Subversive Laughter as a Form of Protest

Foto: Carlos Herrera / Confidencial-Niu

 

“Daniel Ortega and Rosario Murillo have used reprehensible tactics to stop us from marching in the streets “.

 

By María Gutierrez(Confidencial)

HAVANA TIMES – If you have ever traveled by plane, you know the advice they offer before taking off  — in case of an emergency, put your oxygen mask on first and then help someone else. That is what we must do in today’s Nicaragua, which six months ago began the task of overthrowing Daniel Ortega.   

In the process, we have left behind the pieces of the life we knew up to April 18th, after which so many citizens were plunged into chaos, mourning, family separation and unemployment. However, although this is a desolate scenario, I celebrate it because it has given us a reconnection with the most beautiful of feelings: love for our neighbor, which is possible only if we are capable of feeling compassion and joy.

“Maintaining optimism and joy as the highest act of citizen emancipation and love for one’s neighbor”We have achieved that because in the midst of all the deaths, the disappeared and those who have been imprisoned – all of which is so very painful – we have also experienced hope, joy and inspiration and that is precisely how we have made the dictatorship tremble. This is why they are so bent on demoralizing us, at any cost. They want to completely weaken us and paralyze us by instilling a lethal fear.  So, we have the personal responsibility of maintaining our optimism and joy, as the very highest expression of citizen emancipation, of revolution, and of love for one’s neighbor.

We think about the way we have been taught to embrace pain — the mourning black that widows used for years is still part of how we were raised, part of a culture of submission to both religion and governmental authority.  A sad population is a population that can be dominated.  To this end, Ortega and Murillo have used reprehensible tactics to stop us from marching in the streets.  They don’t want us to come together, because it is there, in that mass of humanity, where the poor, middle class and rich people come together to march in harmony under a blistering sun, that we become strong, happy and bigger.

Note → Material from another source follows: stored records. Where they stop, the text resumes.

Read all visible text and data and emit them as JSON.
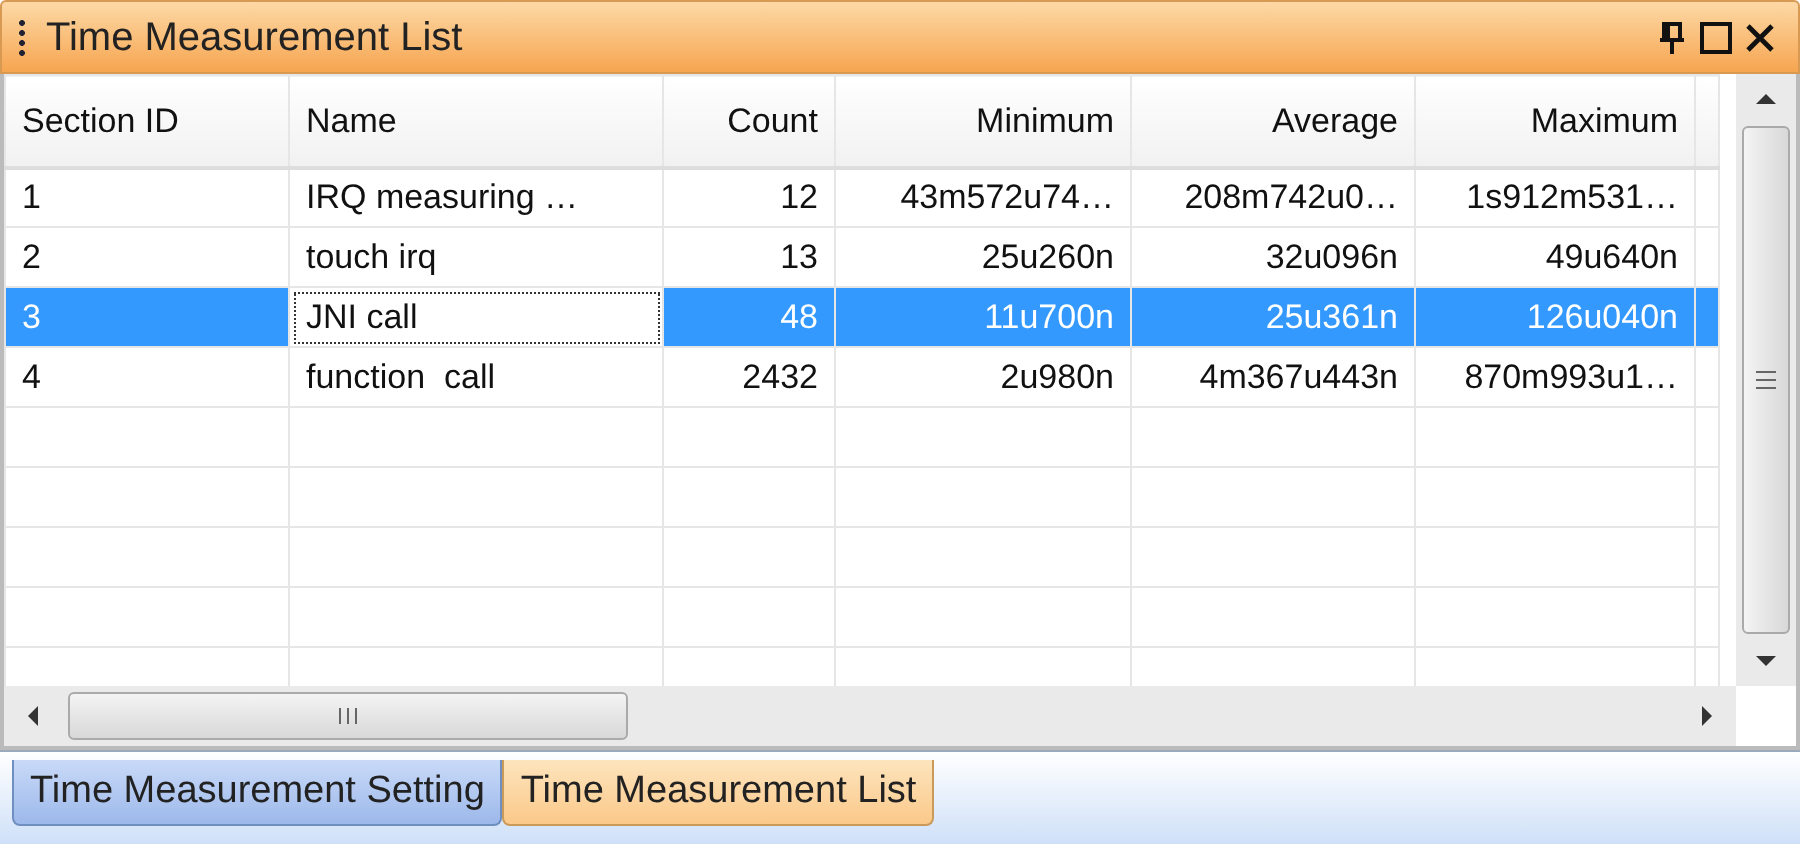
{
  "panel": {
    "title": "Time Measurement List"
  },
  "table": {
    "columns": [
      "Section ID",
      "Name",
      "Count",
      "Minimum",
      "Average",
      "Maximum"
    ],
    "rows": [
      {
        "cells": [
          "1",
          "IRQ measuring …",
          "12",
          "43m572u74…",
          "208m742u0…",
          "1s912m531…"
        ],
        "selected": false,
        "focused": false
      },
      {
        "cells": [
          "2",
          "touch irq",
          "13",
          "25u260n",
          "32u096n",
          "49u640n"
        ],
        "selected": false,
        "focused": false
      },
      {
        "cells": [
          "3",
          "JNI call",
          "48",
          "11u700n",
          "25u361n",
          "126u040n"
        ],
        "selected": true,
        "focused": true
      },
      {
        "cells": [
          "4",
          "function  call",
          "2432",
          "2u980n",
          "4m367u443n",
          "870m993u1…"
        ],
        "selected": false,
        "focused": false
      }
    ]
  },
  "tabs": [
    {
      "label": "Time Measurement Setting",
      "selected": false
    },
    {
      "label": "Time Measurement List",
      "selected": true
    }
  ]
}
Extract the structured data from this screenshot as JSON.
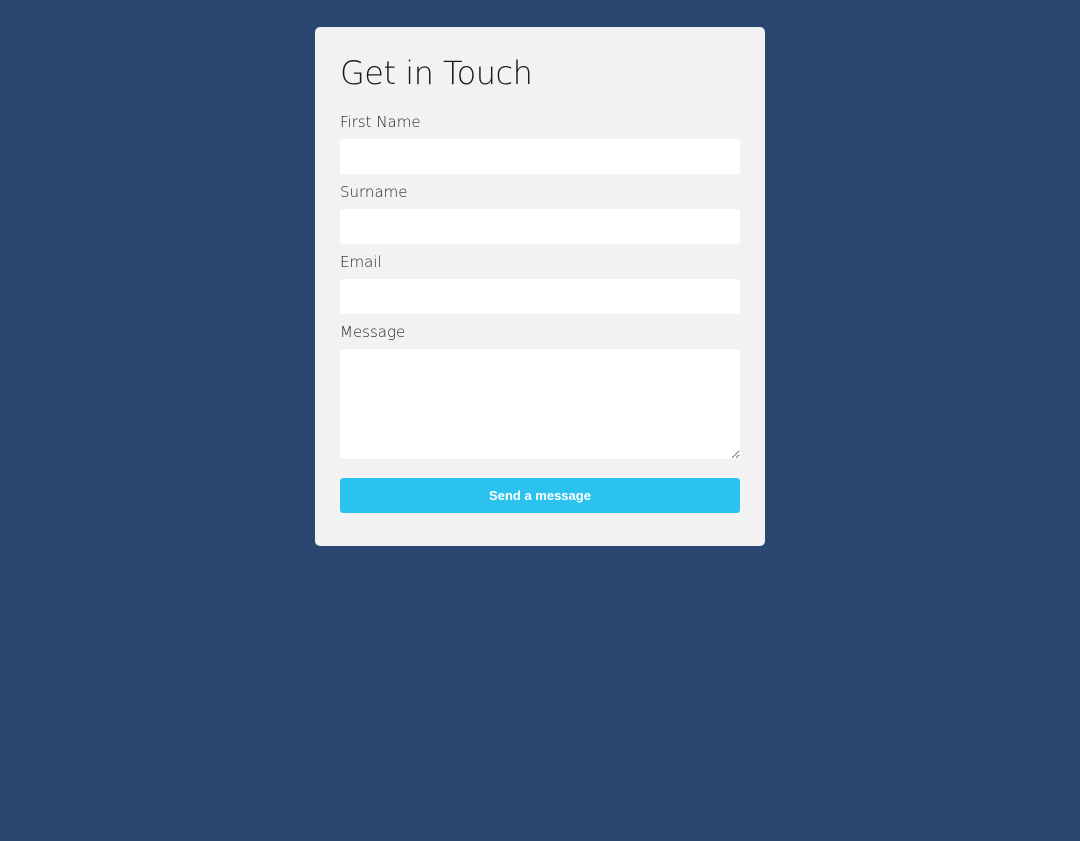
{
  "form": {
    "title": "Get in Touch",
    "fields": [
      {
        "label": "First Name",
        "value": "",
        "placeholder": ""
      },
      {
        "label": "Surname",
        "value": "",
        "placeholder": ""
      },
      {
        "label": "Email",
        "value": "",
        "placeholder": ""
      },
      {
        "label": "Message",
        "value": "",
        "placeholder": ""
      }
    ],
    "submit_label": "Send a message"
  },
  "colors": {
    "page_background": "#2b4670",
    "card_background": "#f2f2f2",
    "button_background": "#2cc2f0",
    "button_text": "#ffffff"
  }
}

Blue and white balloons for freedom

Nevertheless, the dictatorship is incapable of smothering the spark of April, because the belief in the national flag is rooted in the heart, and nobody can uproot that.  At the same time, people’s creativity has brought us together through laughter and humor as the fuel of our optimism since the beginning.

Less than two months ago, the blue and white balloons began to appear.  They have an insurrectionary meaning now and have been used as an excuse to send people to prison – for the simple act of releasing them on the streets, in their neighborhoods, sometimes with handwritten messages of freedom.  They have been used in marches and have now become a symbol of struggle.  One day the city of Rivas awoke to a sea of scarecrows dressed in blue and white, along with blue and white shoes hanging from the electrical wires.

But nothing is like the inspiration sparked by those political prisoners who have written letters from behind prison walls, asking us not to give up.  We see them, in prison uniforms, at trials where they are sentenced to 25 years or more for crimes they did not commit and in response to that injustice, they give us wide smiles, or raise their arms in a signal of struggle. They sing, they pray and Edwin Carcache sends us all a message of strength in sign language.

#SoyPicoRojo

The most recent ‘hit’ of this ongoing civic struggle was the hash tag #SoyPicoRojo (#IAmRedLips), which emerged after Marlen Chow and nearly 40 others were violently arrested and imprisoned after a sit-in.  In custody, Marlen shared her lipstick with her cellmates in an act of rebellion, transforming tragedy into resistance, and in a matter of hours the social networks were on fire, with both women and men posting photos of themselves with lips painted bright read.  It went viral, garnering attention in places like France, Belgium and Barcelona.

According to the writer Nadine Lacayo, this spontaneous playful action has broken taboos and is an affirmation of life in the face of a dictatorship that never laughs and only knows how to send out violent and threatening messages. Along with these actions, the civic rebellion has been peppered with national symbols, such as Monimbó’s iconic masks, the rebellious characters Little Red Riding Hood and Comandante Macha, the altars to the Virgin, colorful flowers, paper boats with messages, Doña Flor who always wears folkloric dress to the marches, Don Alex who runs throughout the city demanding Ortega’s departure, Doña Coquito, a street vendor who supports the struggle by giving away water bag, – these three have been imprisoned, and even the dog Firulais, an imaginary character embodied in the stray dogs that roamed the barricades.

For me to be able to help my country, I need to be emotionally well, I must practice a positive attitude until it becomes a natural part of my personality — and that requires good humor and lots of laughing.  Remember, put your oxygen mask on first, so that you can help others later.